Les conséquences économiques de l’intelligence artificielle sont encore difficiles à évaluer, notamment en matière de productivité, car les salariés sont encore peu nombreux à l’utiliser. Si l’IA est une aide précieuse pour certaines tâches, elle va aussi détruire des emplois, donc rebattre les cartes des inégalités au travail, explique Guillaume Bazot.
L’arrivée de ChatGPT soulève de nombreuses interrogations, que ce soit pour ses effets sur la croissance, le marché du travail ou les inégalités. Outre les questions éthiques, l’essentiel est de déterminer si ceci favorise, ou non, le bien-être social.
Plusieurs mécanismes sont susceptibles de jouer ici. Le premier concerne la productivité. L’IA nous permet d’accomplir un plus grand nombre de tâches sur le temps qui nous est imparti. Ensuite, bien utilisée, elle réduit le risque d’erreur dans de nombreux procédés. Enfin, elle est un complément à la créativité des individus et accélère l’innovation. L’ensemble des gains obtenus peuvent alors servir à accroître la consommation ou le temps libre selon les préférences des agents.
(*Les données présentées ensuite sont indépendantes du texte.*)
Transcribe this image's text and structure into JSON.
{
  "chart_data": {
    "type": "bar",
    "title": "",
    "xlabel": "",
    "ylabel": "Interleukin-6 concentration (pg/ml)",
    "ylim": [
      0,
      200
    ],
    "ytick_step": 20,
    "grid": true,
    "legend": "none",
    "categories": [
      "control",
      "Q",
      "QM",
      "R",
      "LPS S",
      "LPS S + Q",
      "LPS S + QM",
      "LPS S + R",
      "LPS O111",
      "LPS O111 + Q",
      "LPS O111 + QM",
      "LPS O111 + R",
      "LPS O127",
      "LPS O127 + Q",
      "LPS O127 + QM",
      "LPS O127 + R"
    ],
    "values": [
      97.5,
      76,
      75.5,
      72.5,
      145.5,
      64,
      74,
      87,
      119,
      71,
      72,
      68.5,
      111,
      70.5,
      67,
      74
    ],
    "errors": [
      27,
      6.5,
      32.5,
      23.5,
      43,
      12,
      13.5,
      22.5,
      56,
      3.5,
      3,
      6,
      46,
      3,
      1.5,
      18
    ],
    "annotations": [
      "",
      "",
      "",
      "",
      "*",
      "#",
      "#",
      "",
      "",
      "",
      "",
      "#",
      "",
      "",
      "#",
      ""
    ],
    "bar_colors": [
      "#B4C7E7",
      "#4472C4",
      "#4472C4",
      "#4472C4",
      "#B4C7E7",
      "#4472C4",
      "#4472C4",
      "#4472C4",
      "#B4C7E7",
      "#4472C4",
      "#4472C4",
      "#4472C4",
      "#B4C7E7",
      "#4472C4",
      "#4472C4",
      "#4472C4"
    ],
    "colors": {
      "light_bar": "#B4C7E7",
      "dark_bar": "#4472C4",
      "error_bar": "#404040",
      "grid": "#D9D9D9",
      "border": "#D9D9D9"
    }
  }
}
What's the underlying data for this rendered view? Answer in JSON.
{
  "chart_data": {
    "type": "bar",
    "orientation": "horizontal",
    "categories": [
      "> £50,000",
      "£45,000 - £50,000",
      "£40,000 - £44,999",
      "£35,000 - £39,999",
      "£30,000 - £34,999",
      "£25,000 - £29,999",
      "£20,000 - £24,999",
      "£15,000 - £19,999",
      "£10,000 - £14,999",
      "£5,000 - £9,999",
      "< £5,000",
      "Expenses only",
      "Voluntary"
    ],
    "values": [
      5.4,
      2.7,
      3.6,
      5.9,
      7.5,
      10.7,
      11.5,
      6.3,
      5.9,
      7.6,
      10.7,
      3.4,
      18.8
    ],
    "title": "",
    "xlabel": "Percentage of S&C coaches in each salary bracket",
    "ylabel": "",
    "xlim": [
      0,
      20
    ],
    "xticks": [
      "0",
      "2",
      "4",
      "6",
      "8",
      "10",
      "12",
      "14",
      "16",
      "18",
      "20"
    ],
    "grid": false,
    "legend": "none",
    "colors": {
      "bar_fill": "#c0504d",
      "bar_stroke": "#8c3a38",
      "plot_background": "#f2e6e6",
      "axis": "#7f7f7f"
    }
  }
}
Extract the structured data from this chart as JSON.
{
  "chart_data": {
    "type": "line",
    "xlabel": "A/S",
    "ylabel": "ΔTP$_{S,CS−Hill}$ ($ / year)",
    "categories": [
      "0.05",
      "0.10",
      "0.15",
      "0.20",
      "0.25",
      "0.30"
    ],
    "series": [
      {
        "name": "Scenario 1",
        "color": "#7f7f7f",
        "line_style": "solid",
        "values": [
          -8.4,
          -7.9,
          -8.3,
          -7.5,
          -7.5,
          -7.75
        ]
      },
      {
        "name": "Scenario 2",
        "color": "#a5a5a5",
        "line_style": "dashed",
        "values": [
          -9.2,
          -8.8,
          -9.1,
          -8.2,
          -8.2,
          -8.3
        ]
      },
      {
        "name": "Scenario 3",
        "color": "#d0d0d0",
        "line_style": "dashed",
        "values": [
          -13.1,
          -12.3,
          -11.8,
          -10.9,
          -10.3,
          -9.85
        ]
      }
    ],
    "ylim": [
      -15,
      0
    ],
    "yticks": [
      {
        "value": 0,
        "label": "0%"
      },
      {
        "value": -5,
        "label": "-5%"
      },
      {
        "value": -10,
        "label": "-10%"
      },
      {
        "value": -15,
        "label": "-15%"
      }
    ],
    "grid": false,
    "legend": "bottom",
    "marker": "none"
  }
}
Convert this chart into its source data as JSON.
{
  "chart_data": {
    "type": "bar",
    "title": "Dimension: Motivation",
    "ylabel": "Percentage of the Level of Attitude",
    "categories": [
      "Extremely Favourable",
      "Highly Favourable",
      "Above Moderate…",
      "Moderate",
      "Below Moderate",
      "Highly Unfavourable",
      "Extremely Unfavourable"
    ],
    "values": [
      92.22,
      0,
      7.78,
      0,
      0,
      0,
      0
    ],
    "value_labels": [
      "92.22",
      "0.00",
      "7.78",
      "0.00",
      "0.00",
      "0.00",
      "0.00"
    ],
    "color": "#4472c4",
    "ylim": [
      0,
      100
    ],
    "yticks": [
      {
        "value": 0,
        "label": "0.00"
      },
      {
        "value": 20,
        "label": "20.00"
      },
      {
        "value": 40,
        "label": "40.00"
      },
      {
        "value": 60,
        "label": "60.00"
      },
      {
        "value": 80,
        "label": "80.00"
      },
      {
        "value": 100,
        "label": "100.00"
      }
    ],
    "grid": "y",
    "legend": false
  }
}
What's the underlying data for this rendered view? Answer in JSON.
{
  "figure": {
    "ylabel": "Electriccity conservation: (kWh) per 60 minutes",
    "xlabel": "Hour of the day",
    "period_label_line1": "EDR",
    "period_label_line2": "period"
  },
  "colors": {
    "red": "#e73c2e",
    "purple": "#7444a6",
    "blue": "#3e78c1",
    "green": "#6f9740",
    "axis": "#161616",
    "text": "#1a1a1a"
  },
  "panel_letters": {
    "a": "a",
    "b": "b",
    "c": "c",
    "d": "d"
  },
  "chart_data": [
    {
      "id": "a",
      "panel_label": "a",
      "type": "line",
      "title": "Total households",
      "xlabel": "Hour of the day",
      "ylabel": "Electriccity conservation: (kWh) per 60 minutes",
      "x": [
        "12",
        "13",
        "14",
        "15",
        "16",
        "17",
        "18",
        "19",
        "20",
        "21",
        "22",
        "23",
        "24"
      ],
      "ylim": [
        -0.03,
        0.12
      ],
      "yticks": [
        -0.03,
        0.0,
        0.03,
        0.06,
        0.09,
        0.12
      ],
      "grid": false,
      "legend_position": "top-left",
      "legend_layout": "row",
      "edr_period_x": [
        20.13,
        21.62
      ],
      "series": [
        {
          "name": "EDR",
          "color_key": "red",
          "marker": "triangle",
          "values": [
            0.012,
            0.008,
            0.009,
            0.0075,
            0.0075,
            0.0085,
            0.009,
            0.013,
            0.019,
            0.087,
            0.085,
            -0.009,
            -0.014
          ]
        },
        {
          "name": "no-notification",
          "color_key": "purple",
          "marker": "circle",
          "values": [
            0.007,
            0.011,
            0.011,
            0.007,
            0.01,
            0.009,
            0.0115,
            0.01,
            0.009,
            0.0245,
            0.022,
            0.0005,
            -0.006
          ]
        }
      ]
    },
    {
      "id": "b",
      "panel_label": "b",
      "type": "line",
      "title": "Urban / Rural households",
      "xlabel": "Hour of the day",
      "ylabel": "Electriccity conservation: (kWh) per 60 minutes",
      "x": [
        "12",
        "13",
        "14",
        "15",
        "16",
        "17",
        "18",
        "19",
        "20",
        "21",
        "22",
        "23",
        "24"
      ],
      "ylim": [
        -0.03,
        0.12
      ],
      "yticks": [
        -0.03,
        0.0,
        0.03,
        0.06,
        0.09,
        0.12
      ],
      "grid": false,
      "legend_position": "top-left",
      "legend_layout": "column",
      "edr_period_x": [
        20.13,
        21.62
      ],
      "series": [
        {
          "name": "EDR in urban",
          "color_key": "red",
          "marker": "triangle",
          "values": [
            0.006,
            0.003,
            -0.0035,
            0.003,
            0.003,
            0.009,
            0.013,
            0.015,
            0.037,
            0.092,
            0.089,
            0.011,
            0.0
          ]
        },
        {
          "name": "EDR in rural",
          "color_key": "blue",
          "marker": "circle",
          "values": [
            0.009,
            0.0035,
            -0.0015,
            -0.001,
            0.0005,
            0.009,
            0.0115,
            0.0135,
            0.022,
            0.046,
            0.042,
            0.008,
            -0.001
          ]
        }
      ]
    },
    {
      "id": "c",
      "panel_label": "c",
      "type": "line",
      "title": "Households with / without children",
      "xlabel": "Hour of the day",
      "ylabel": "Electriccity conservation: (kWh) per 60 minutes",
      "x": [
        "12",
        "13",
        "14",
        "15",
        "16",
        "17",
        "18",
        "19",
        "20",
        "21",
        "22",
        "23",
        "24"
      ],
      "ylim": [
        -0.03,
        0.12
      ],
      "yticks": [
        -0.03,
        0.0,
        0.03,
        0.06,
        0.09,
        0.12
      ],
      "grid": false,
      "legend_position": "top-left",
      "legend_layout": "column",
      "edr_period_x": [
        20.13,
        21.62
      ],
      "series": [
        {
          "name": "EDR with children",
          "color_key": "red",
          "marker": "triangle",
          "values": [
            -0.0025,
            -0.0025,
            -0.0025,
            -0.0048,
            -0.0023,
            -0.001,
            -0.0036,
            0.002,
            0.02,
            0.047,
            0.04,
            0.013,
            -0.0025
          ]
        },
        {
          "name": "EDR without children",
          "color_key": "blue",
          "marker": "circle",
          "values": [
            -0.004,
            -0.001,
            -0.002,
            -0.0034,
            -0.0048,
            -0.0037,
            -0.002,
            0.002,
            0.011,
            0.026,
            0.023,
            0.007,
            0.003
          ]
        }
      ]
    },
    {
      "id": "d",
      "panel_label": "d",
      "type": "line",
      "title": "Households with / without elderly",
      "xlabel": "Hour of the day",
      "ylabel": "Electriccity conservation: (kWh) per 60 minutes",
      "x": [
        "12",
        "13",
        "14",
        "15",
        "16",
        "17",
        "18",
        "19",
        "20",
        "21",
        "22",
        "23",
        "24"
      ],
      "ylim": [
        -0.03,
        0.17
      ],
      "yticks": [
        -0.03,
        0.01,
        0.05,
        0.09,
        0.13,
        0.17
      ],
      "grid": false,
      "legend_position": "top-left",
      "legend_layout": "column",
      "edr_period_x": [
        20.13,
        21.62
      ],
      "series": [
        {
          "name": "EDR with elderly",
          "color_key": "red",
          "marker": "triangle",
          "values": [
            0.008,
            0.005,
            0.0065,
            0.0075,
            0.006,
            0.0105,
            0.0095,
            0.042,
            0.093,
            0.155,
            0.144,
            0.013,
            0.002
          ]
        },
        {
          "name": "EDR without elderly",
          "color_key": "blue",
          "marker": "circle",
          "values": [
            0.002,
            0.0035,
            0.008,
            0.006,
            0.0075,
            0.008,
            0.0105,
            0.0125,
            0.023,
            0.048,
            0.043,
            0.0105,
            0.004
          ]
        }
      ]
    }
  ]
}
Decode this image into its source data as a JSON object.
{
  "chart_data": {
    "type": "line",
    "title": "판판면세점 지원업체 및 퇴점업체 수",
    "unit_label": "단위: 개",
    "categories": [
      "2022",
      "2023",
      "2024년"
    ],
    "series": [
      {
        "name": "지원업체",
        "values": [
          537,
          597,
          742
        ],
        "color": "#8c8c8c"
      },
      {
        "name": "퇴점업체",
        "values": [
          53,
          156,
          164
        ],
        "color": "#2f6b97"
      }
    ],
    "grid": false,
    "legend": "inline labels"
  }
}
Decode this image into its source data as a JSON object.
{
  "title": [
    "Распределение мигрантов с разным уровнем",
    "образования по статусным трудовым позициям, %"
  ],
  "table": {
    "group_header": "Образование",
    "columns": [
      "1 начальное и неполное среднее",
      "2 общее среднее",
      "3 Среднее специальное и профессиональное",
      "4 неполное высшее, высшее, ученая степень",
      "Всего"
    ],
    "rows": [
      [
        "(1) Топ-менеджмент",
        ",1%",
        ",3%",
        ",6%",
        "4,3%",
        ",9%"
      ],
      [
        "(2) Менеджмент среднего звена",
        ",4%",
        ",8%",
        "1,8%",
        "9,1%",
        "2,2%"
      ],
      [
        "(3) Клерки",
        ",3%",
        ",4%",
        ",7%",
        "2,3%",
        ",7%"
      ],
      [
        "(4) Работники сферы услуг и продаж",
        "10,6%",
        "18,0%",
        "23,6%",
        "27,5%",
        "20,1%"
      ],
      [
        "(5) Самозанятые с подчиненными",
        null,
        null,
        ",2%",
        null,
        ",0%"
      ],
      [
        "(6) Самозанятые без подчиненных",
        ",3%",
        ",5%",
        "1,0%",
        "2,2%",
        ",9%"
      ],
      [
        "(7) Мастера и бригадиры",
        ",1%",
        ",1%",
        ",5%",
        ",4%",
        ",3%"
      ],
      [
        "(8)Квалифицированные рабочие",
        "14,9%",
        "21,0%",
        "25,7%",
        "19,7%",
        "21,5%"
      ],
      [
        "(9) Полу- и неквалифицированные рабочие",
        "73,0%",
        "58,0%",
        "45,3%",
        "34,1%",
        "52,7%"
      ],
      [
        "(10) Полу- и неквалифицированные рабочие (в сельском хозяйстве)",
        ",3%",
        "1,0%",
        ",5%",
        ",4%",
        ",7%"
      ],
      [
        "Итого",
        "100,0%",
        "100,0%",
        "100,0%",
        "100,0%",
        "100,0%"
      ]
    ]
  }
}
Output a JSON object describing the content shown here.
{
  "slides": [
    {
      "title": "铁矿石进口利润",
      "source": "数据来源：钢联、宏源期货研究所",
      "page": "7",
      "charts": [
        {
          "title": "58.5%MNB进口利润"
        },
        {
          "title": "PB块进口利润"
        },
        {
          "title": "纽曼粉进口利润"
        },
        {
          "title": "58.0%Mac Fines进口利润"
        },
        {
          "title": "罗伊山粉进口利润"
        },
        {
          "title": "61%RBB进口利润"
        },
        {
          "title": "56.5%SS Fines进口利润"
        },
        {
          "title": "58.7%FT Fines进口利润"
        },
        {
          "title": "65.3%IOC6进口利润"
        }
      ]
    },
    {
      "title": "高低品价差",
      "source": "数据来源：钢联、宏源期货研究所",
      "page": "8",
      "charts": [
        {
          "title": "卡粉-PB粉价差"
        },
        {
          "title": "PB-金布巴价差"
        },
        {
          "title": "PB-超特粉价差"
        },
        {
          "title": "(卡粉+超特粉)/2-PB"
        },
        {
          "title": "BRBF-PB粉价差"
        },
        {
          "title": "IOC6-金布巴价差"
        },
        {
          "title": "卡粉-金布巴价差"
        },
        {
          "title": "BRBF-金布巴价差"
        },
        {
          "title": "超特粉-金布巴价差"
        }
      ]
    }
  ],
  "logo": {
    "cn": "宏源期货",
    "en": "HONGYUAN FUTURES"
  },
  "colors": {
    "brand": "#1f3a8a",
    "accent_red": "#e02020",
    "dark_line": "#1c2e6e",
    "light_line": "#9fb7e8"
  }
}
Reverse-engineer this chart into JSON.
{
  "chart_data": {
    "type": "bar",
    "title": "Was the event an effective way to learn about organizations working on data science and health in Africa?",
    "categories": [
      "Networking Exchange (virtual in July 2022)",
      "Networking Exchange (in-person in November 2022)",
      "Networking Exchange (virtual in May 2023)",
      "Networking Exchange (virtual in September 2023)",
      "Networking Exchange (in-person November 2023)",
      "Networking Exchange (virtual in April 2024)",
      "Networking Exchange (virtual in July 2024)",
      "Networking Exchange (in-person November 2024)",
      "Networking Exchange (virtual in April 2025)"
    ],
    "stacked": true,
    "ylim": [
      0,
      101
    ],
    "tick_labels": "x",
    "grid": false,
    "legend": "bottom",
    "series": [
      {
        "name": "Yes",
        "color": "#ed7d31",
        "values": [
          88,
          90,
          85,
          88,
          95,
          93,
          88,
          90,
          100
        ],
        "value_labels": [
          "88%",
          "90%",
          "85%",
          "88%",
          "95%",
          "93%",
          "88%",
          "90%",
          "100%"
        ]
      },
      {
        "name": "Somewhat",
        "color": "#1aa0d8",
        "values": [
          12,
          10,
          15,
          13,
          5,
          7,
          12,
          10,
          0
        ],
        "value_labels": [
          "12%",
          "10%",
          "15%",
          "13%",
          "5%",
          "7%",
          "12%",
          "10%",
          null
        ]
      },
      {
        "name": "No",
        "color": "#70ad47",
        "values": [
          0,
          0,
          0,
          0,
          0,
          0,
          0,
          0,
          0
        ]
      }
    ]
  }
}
Une employabilité différenciée
Toutefois, ces technologies peuvent nuire si elles génèrent un accroissement trop important des inégalités. Ceci nous amène au deuxième mécanisme : certaines tâches vont être automatisées, donc réalisées par des machines plutôt que par des travailleurs. En conséquence, une moindre part des revenus sera consacrée aux travailleurs. Or, les revenus du capital étant plus inégalitairement distribués et davantage concentrés en haut de la distribution, ce remplacement conduit à augmenter les inégalités. A l’inverse, les gains de productivité et les transformations du tissu économique vont conduire à la création de nouveaux métiers et, ce faisant, à l’apparition de nouvelles tâches. Autrement dit, la robotisation des tâches peut être nuisible en matière d’égalité capital-travail si l’effet de productivité est trop faible pour compenser l’effet de remplacement.
La machine conduit l’homme à se spécialiser dans l’humain.
Jean Fourastié, économiste français
Troisièmement, certains métiers vont se développer de manière complémentaire à l’IA alors que d’autres vont disparaître. Alors qu’une pénurie de main-d’oeuvre dans les métiers en tension sera de nature à augmenter les salaires des premiers, les seconds risquent de perdre leur principale source de revenu. C’est pourquoi les inégalités peuvent aussi s’accroître entre les travailleurs du fait de l’employabilité différenciée des individus selon les professions.
Deux raisons d’être optimiste
Est-ce que les effets positifs seront supérieurs aux effets négatifs ? Même s’il est encore trop tôt pour répondre catégoriquement à cette question, voyons ce que la littérature économique nous apprend. D’après Acemoglu et Restrepo (« Automation and New Tasks : How TechnologyDisplaces and Reinstates Labor ? », 2019 ), l’automatisation des tâches semble avoir été la cause d’une baisse de la part des revenus dédiée au travail depuis les années 2000, du moins aux Etats-Unis. La raison en serait la faiblesse des gains de productivité associés à la robotisation. De fait, comme disait Solow : « On voit des ordinateurs partout, sauf dans les statistiques de la productivité. »
A l’inverse, comme le montre une récente étude expérimentale ( S. Noy et W. Zang : « Experimental Evidence on the ProductivityEffects of GenerativeArtificial Intelligence », 2023 ), il y a au moins deux raisons d’être optimiste. D’une part, les gains de productivité sont bien plus élevés que depuis vingt ans. D’autre part, les développements technologiques actuels tendent à être davantage complémentaires que substituables aux travailleurs, en particulier lorsque le niveau de qualification est faible. Autrement dit, l’IA augmente surtout la productivité des travailleurs les moins qualifiés.
Enfin, et sans doute plus que jamais, gardons en tête les mots de Jean Fourastié : « La machine conduit l’homme à se spécialiser dans l’humain. »
Guillaume Bazot est maître de conférences à l’université Paris-VIII.